• By Allen Dale "Ole" Olson   |   Monday, March 20, 2017 at 12:51 pm   |     |   Print   |   Permalink

As we drove up to Denner Vineyards, Rick said “wow, they’ve invested some real money in this place.” Rick Hofstetter owns the 19th-century Story Inn in southern Indiana and knows about designing and maintaining property. As it turned out, we learned that Ron Denner is an architect and designed his winery to fit into the contours of the hills on which his vines grow. Before tasting a drop, my feeling that a winery visit is more than the wine was borne out.

And as I pointed out in my last piece that it’s always good to impress the host or hostess at a winery, when I helped Roxanne Malkie get her numbers straight in English by saying them in French, I knew we were in good hands — especially when she welcomed us with a cool glass of a Theresa blend of Roussanne, Marsanne, Grenache Blanc, Picpoul, and Vermentino. Roxanne came from the Southwest of France just three years ago but already speaks English like a Paso Robles native. And our bond was cemented when she told me how her grandmother makes foie gras.

Roxanne obviously likes the Denner Winery and is proud to show how the destemmed grapes drop into the fermentation vats from above, flowing by gravity not by the use of pumps. Because of Denner’s architectural skills, there is very little mechanical intervention in the grape’s progression into wine.

With a pleasing slight French accent, Roxanne explains why some of the most popular red wines are named Ditch Digger, Dirt Worshipper, and Sacred Burro. Denner came into the winery business from a career as owner of Ditch Digger dealerships. Smile if you will, but the Worshipper was ranked 11th on the 2008 WINE SPECTATOR list of the top 100 wines of that year.

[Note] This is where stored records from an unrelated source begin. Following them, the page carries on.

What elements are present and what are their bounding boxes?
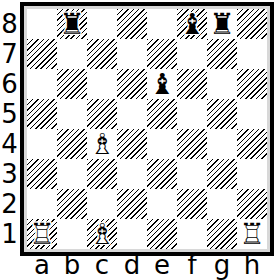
chess-board: ♜♝♜♝♝♗♜♖♝♗♜♖ xyxy=(27,9,267,249)
square-b4[interactable] xyxy=(57,129,87,159)
square-g5[interactable] xyxy=(207,99,237,129)
square-c5[interactable] xyxy=(87,99,117,129)
square-d7[interactable] xyxy=(117,39,147,69)
board-frame: ♜♝♜♝♝♗♜♖♝♗♜♖ xyxy=(20,2,274,256)
black-bishop-f8: ♝ xyxy=(177,9,207,39)
square-c6[interactable] xyxy=(87,69,117,99)
square-e4[interactable] xyxy=(147,129,177,159)
black-bishop-e6: ♝ xyxy=(147,69,177,99)
white-rook-a1: ♜♖ xyxy=(27,219,57,249)
square-e3[interactable] xyxy=(147,159,177,189)
rank-label-2: 2 xyxy=(0,189,19,219)
square-c7[interactable] xyxy=(87,39,117,69)
square-a4[interactable] xyxy=(27,129,57,159)
square-h5[interactable] xyxy=(237,99,267,129)
piece-glyph: ♗ xyxy=(89,219,115,249)
black-rook-b8: ♜ xyxy=(57,9,87,39)
square-h8[interactable] xyxy=(237,9,267,39)
rank-label-6: 6 xyxy=(0,69,19,99)
square-b8[interactable]: ♜ xyxy=(57,9,87,39)
square-a3[interactable] xyxy=(27,159,57,189)
square-d2[interactable] xyxy=(117,189,147,219)
file-label-b: b xyxy=(57,251,87,279)
rank-label-3: 3 xyxy=(0,159,19,189)
square-e7[interactable] xyxy=(147,39,177,69)
piece-glyph: ♖ xyxy=(29,219,55,249)
square-a6[interactable] xyxy=(27,69,57,99)
square-g4[interactable] xyxy=(207,129,237,159)
square-f4[interactable] xyxy=(177,129,207,159)
rank-label-4: 4 xyxy=(0,129,19,159)
black-rook-g8: ♜ xyxy=(207,9,237,39)
square-h2[interactable] xyxy=(237,189,267,219)
square-f6[interactable] xyxy=(177,69,207,99)
square-e8[interactable] xyxy=(147,9,177,39)
square-a1[interactable]: ♜♖ xyxy=(27,219,57,249)
square-c4[interactable]: ♝♗ xyxy=(87,129,117,159)
piece-glyph: ♖ xyxy=(239,219,265,249)
square-b2[interactable] xyxy=(57,189,87,219)
file-label-h: h xyxy=(237,251,267,279)
square-a5[interactable] xyxy=(27,99,57,129)
square-f2[interactable] xyxy=(177,189,207,219)
square-a2[interactable] xyxy=(27,189,57,219)
square-g2[interactable] xyxy=(207,189,237,219)
square-d8[interactable] xyxy=(117,9,147,39)
square-c1[interactable]: ♝♗ xyxy=(87,219,117,249)
square-e1[interactable] xyxy=(147,219,177,249)
square-c8[interactable] xyxy=(87,9,117,39)
square-g8[interactable]: ♜ xyxy=(207,9,237,39)
square-a8[interactable] xyxy=(27,9,57,39)
piece-glyph: ♝ xyxy=(179,9,205,39)
square-b7[interactable] xyxy=(57,39,87,69)
file-label-d: d xyxy=(117,251,147,279)
file-label-a: a xyxy=(27,251,57,279)
square-b5[interactable] xyxy=(57,99,87,129)
square-d4[interactable] xyxy=(117,129,147,159)
white-bishop-c1: ♝♗ xyxy=(87,219,117,249)
square-f8[interactable]: ♝ xyxy=(177,9,207,39)
rank-label-8: 8 xyxy=(0,9,19,39)
square-g1[interactable] xyxy=(207,219,237,249)
square-d3[interactable] xyxy=(117,159,147,189)
square-f3[interactable] xyxy=(177,159,207,189)
square-h7[interactable] xyxy=(237,39,267,69)
square-e6[interactable]: ♝ xyxy=(147,69,177,99)
square-f7[interactable] xyxy=(177,39,207,69)
square-c3[interactable] xyxy=(87,159,117,189)
white-rook-h1: ♜♖ xyxy=(237,219,267,249)
file-label-g: g xyxy=(207,251,237,279)
file-labels: abcdefgh xyxy=(27,251,267,279)
chess-diagram: 87654321 ♜♝♜♝♝♗♜♖♝♗♜♖ abcdefgh xyxy=(0,0,280,280)
square-e2[interactable] xyxy=(147,189,177,219)
piece-glyph: ♜ xyxy=(59,9,85,39)
square-f5[interactable] xyxy=(177,99,207,129)
square-d6[interactable] xyxy=(117,69,147,99)
square-c2[interactable] xyxy=(87,189,117,219)
file-label-e: e xyxy=(147,251,177,279)
square-e5[interactable] xyxy=(147,99,177,129)
rank-label-7: 7 xyxy=(0,39,19,69)
piece-glyph: ♝ xyxy=(149,69,175,99)
square-b1[interactable] xyxy=(57,219,87,249)
square-h6[interactable] xyxy=(237,69,267,99)
square-d1[interactable] xyxy=(117,219,147,249)
file-label-c: c xyxy=(87,251,117,279)
rank-label-1: 1 xyxy=(0,219,19,249)
square-d5[interactable] xyxy=(117,99,147,129)
square-g3[interactable] xyxy=(207,159,237,189)
white-bishop-c4: ♝♗ xyxy=(87,129,117,159)
square-b3[interactable] xyxy=(57,159,87,189)
square-g6[interactable] xyxy=(207,69,237,99)
square-a7[interactable] xyxy=(27,39,57,69)
piece-glyph: ♜ xyxy=(209,9,235,39)
file-label-f: f xyxy=(177,251,207,279)
square-g7[interactable] xyxy=(207,39,237,69)
rank-labels: 87654321 xyxy=(0,9,19,249)
square-h1[interactable]: ♜♖ xyxy=(237,219,267,249)
square-b6[interactable] xyxy=(57,69,87,99)
rank-label-5: 5 xyxy=(0,99,19,129)
square-f1[interactable] xyxy=(177,219,207,249)
square-h4[interactable] xyxy=(237,129,267,159)
square-h3[interactable] xyxy=(237,159,267,189)
piece-glyph: ♗ xyxy=(89,129,115,159)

The majority of Denner’s production falls into the Rhone category — blends of Grenache, Syrah, Mourvedre, Counoise, and Cinsault. But in a wry twist of words, he calls his Bordeaux blend — Cabernet, Merlot, and Petit Verdot — the Mother of Exiles, because his region starts the transition from south to north in California  of Pinots and Rhones in Paso Robles to the Cabernets of Napa and beyond.

A portion of the winery has been dedicated to “Comus House,” a luxury bed and breakfast inn of four bedrooms for guests not wanting to leave the premises for a time. Better plan ahead if this appeals to you — reservations look  almost a year ahead.

I was pleased to see Indiana listed among the states to which Denner will ship wines because that showed our efforts of many years to influence Hoosier wine law has started to pay dividends.